O ex-governador Mauro Mendes (União) se manifestou sobre notícias de uma suposta investigação sigilosa contra ele no Superior Tribunal de Justiça (STJ). As suspeitas de favorecimento ao Banco Master, segundo Mendes, fazem parte de uma tentativa de adversários políticos de repetir um ‘golpe’ similar ao ocorrido durante a campanha para a Prefeitura de Cuiabá em 2014. Mendes e o comitê da maldade, como ele descreveu, estariam agindo para prejudicar sua pré-candidatura ao Senado.
Acusações de ‘comitê da maldade’ e adversários políticos
Em vídeo publicado nas redes sociais na noite desta quinta-feira (25), Mendes afirmou a existência de um ‘comitê da maldade’ atuando em Mato Grosso e em Brasília. Este grupo, segundo ele, disseminaria notícias falsas contra sua pré-candidatura ao Senado. O ex-governador atribuiu a articulação ao ex-governador Pedro Taques (PSD), um de seus adversários na disputa.
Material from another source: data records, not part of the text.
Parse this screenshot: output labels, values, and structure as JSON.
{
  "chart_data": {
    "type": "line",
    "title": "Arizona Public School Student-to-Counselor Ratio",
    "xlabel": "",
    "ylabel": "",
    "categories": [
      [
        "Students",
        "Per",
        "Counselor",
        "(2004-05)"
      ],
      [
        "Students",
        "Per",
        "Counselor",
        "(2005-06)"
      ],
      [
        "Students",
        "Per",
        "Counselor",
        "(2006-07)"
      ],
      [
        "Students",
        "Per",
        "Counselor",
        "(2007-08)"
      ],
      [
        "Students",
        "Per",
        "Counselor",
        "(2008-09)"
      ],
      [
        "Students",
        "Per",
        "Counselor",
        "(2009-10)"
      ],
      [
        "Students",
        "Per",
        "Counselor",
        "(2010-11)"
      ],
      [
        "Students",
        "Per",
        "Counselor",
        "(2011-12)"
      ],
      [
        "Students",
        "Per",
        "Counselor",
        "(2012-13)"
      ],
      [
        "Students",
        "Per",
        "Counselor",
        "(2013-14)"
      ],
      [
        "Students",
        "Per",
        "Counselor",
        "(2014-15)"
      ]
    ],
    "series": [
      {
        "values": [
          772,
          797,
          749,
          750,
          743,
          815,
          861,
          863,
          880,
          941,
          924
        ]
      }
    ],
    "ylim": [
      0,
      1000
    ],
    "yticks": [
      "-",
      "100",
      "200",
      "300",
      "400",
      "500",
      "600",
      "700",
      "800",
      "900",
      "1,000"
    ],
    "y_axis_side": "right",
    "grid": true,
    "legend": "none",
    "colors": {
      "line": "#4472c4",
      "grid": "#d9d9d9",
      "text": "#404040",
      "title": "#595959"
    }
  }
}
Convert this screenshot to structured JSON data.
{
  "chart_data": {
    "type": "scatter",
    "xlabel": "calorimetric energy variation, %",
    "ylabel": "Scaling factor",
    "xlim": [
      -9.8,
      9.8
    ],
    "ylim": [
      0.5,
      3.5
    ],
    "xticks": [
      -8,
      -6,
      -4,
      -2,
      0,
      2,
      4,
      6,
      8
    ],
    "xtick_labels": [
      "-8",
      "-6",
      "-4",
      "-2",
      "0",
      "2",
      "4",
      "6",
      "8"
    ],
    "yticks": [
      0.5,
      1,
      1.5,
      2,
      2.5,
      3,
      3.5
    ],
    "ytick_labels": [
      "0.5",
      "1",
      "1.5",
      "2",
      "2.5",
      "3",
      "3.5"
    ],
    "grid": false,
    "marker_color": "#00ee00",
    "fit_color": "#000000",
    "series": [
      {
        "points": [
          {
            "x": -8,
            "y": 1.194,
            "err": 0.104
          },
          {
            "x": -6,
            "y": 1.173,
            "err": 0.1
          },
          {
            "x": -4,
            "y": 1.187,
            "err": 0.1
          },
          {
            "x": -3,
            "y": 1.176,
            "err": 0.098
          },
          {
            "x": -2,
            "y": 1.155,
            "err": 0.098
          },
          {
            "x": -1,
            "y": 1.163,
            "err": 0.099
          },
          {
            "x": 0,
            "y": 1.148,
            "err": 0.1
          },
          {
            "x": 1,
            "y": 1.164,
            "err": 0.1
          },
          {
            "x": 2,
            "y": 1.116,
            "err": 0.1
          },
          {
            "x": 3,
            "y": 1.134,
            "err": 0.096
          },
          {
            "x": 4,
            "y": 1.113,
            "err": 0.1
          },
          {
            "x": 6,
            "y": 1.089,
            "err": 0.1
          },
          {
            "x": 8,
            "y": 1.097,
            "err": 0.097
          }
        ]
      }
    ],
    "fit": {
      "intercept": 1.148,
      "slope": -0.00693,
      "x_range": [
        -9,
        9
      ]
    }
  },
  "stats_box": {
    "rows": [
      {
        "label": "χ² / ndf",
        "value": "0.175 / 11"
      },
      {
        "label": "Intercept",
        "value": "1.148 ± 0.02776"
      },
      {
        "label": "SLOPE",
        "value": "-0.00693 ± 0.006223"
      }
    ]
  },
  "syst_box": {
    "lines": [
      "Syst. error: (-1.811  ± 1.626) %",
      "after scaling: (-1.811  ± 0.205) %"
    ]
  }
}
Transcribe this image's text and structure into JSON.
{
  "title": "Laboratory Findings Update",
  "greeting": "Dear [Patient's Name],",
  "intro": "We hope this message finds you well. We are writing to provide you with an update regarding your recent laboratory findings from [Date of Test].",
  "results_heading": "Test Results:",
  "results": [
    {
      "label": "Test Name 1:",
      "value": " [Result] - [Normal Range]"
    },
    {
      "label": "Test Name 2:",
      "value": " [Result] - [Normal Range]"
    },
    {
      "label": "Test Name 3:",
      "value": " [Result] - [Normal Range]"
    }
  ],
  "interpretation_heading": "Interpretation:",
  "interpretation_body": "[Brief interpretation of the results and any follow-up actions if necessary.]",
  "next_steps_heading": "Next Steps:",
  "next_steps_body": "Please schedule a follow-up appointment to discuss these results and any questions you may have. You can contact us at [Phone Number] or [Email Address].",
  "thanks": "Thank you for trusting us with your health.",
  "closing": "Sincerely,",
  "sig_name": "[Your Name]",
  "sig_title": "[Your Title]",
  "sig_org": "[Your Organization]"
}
Mendes e o comitê da maldade, segundo ele, estariam por trás dessa articulação. Mendes relatou ter ouvido nos bastidores que Taques, também candidato ao Senado, estaria usando sua influência no Ministério Público Federal, onde já foi membro, junto a políticos de Mato Grosso, para ‘criar, fabricar algum tipo de operação ou situação para tentar me prejudicar aqui no Estado com essas mentiras’. Ele classificou a ação como uma ‘grande forçação de barra’ e negou conhecer ou ter relação com Daniel Vorcaro. Mendes declarou que ‘o que eles estão tentando fazer de novo é aplicar esse golpe para tentar me prejudicar’.
Relembrando o ‘golpe’ de 2014
Mendes relembrou o episódio de 2014, quando foi ‘vítima de uma sacanagem’. Na ocasião, o Ministério Público Federal solicitou busca e apreensão em cerca de 50 locais, incluindo sua residência. Dois anos depois, pareceres da Polícia Federal, do próprio Ministério Público Federal e da Justiça arquivaram todos os processos, confirmando a regularidade dos atos. Apesar do arquivamento, o ex-governador afirmou que o ocorrido lhe causou ‘grandes danos e transtornos’.
Credenciamento do Banco Master e o comitê da maldade
As suspeitas atuais, conforme Mendes, envolvem o credenciamento do Banco Master para oferecer o cartão-benefício aos servidores estaduais. Este credenciamento ocorreu após a ampliação da margem consignável, aprovada em 2023. Mendes explicou que o aumento de 10% da margem consignável foi uma iniciativa da Assembleia Legislativa, a partir de um projeto apresentado pelo deputado estadual Valdir Barranco (PT). Ele enfatizou que todo o processo ocorreu dentro da legalidade. O ex-governador ressaltou que o Banco Master não recebeu tratamento privilegiado, uma vez que 23 outras instituições financeiras também foram credenciadas para oferecer a mesma modalidade de crédito. ‘Vinte e quatro bancos e instituições fizeram cadastramento de acordo com os regulamentos do Estado de Mato Grosso. O Banco Master foi apenas mais um entre esses 24 e sequer foi o primeiro a se cadastrar. Quando ele entrou, já havia quatro instituições autorizadas’, afirmou. O ex-governador questionou por que apenas Mato Grosso estaria sendo alvo da suposta investigação, já que o cartão-benefício foi implantado em 22 estados brasileiros, inclusive com a participação do Banco Master. ‘Se a investigação for séria, pode fazer, não tem problema nenhum. Os atos de credenciamento foram corretos, praticados por servidores públicos de carreira, que estão aptos a esclarecer qualquer dúvida’, declarou, reforçando a transparência e a legalidade dos processos que o comitê da maldade tenta descreditar.